Is ‘Smiley Face’ the best movie ever made about getting high?
The stoner comedy has a long and hazy history in the annals of cinema, with new entries to the bespoke subgenre arriving at regular intervals, but Gregg Araki’s Smiley Face might well be the best of the bunch.
There are movies made by people who are high, movies that are best enjoyed while high, and movies made by people who are high that were made to be enjoyed by people who are also high. However, none of those sentiments directly apply to Araki’s ninth feature.
Of course, that’s not to say it’s a hard-hitting drama when Anna Faris plays a permanently stoned actor who accidentally ingests pot-laced cupcakes and becomes caught up in a spiralling string of misadventures that push her to the brink of a breakdown. Still, Araki viewed it first and foremost as a performance piece.
Faris was already a proven comedy star when the film was released in 2007. While it’s admittedly a showstopping exercise in mugging and pratfalling, the filmmaker had much grander ideas in mind than simply filling out the industry’s remit for weed-crazed shenanigans without having anything else to say.
By his own admission, Araki is “not a big stoner,” and neither is Faris. However, putting the pair of them together for an 84-minute escapade that revolves entirely around the devil’s lettuce and its potential ill effects was a recipe for magic. Casting a retrospective eye over Smiley Face for Nylon, the writer and director remains adamant that “Anna should have gotten an Oscar for that, in my humble opinion.”
“The things she does in the movie – if you really, really watch it – are very subtle and not easy. Jane is not a very sympathetic protagonist; she does dumb things, and it can be exasperating to watch,” he said before furthering the nuances of her work. “Everything was so carefully composed. She had to be so precise. If she was an eighth of an inch off her mark, the shot wouldn’t work. She had to be completely sober and completely on it.”
That being said, Smiley Face still features Faris becoming increasingly paranoid as a result of her predicament. All of this led her to try and pay off a debt to her drug dealer only to make things worse, flush her stash down the toilet in a panic, attempt to outrun the authorities, end up with a first edition copy of The Communist Manifesto, get waylaid at a meat packing plant, and end up being arrested and sentenced to 1,500 hours of community service.
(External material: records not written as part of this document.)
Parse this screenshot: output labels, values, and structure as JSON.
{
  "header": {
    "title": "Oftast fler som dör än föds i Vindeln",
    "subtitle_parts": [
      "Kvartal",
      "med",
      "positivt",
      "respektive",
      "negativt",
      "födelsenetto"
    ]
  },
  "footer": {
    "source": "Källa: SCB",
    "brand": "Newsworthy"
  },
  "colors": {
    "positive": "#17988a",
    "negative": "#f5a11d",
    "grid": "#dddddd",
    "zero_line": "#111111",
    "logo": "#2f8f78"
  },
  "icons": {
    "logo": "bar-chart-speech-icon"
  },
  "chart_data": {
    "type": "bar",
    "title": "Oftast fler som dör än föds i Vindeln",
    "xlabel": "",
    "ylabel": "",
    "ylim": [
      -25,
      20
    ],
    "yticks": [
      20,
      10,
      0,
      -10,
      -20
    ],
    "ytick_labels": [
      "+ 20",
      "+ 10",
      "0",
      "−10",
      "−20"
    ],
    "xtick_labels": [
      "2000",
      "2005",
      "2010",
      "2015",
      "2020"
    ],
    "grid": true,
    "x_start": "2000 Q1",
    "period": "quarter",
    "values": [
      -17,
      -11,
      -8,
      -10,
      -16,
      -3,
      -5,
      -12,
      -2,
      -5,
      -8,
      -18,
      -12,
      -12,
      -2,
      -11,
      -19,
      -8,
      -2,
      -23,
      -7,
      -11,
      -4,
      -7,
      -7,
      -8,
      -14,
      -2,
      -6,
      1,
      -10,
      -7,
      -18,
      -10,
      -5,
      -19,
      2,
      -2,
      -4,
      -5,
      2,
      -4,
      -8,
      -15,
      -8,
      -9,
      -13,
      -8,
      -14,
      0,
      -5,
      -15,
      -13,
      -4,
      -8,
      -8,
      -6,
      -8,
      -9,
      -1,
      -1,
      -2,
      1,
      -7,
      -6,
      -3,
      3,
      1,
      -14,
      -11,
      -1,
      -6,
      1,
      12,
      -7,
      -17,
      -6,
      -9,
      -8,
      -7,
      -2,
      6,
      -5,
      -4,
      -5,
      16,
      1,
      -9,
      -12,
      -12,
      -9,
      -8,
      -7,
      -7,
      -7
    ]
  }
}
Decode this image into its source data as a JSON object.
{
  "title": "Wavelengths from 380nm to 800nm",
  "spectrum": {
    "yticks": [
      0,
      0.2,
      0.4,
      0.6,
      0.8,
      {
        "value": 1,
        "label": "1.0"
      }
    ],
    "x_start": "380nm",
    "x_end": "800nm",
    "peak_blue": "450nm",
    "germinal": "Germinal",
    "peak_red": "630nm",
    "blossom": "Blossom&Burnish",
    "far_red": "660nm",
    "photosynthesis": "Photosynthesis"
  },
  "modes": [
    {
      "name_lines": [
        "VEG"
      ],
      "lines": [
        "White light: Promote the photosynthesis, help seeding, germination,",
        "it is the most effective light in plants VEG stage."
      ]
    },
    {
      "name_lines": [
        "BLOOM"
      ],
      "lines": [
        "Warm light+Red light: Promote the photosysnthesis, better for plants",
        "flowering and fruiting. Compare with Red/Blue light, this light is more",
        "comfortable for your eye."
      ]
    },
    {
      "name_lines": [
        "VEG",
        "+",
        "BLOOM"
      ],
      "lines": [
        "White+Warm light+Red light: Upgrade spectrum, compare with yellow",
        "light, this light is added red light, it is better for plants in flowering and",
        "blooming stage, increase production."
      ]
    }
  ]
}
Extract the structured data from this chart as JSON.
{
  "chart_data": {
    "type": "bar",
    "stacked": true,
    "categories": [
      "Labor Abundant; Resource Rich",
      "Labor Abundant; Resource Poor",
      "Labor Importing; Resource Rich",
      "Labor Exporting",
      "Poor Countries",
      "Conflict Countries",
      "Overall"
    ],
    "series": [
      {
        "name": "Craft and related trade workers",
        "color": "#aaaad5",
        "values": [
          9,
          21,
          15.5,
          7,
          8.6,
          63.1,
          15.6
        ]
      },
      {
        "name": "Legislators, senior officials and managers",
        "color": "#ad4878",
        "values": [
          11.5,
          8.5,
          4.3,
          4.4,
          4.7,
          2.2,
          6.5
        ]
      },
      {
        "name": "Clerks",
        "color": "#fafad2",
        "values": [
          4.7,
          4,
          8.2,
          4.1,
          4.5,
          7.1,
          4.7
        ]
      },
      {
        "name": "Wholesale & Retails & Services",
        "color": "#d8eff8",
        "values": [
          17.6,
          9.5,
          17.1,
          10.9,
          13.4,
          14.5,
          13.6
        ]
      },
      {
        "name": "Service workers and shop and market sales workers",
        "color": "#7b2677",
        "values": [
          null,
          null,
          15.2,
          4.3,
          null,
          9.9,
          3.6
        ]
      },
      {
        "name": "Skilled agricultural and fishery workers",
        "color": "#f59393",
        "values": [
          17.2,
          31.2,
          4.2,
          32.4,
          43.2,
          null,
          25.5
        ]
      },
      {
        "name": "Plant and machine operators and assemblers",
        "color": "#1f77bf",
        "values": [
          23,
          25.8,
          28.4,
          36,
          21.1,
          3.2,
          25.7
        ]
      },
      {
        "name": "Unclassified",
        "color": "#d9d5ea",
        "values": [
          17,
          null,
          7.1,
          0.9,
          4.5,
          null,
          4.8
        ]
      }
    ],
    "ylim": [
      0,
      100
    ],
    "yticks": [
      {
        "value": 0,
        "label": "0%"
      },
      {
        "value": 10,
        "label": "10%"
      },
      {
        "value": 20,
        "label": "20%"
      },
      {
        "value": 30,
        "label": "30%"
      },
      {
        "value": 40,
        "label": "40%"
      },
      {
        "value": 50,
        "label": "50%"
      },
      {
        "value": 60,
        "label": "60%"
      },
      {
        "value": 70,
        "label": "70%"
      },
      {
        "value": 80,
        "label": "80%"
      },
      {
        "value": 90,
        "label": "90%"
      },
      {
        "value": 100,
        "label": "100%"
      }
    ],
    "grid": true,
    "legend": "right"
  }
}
It’s a very silly movie, then, but it’s not exactly entirely pro-weed. After all, Faris’ trials and tribulations are all caused entirely by her weed dependence, something that’s clearly been an issue before Smiley Face even started, considering her whole existence hinges almost entirely on maintaining her high at all times and at any cost. When a particularly bad high is foisted upon her accidentally, it’s not a coincidence it becomes the worst day of her life.
It fits nicely into Araki’s recurring motif of outsiders trying to find their place in the world, too, so even though it’s a major departure in terms of tone from much of his previous work, it’s completely reflective of his sensibilities as a filmmaker. The best stoner comedies are the ones that audiences can enjoy without having smoked a single joint in their life, and Smiley Face is firmly among the upper echelons of those that fit the bill.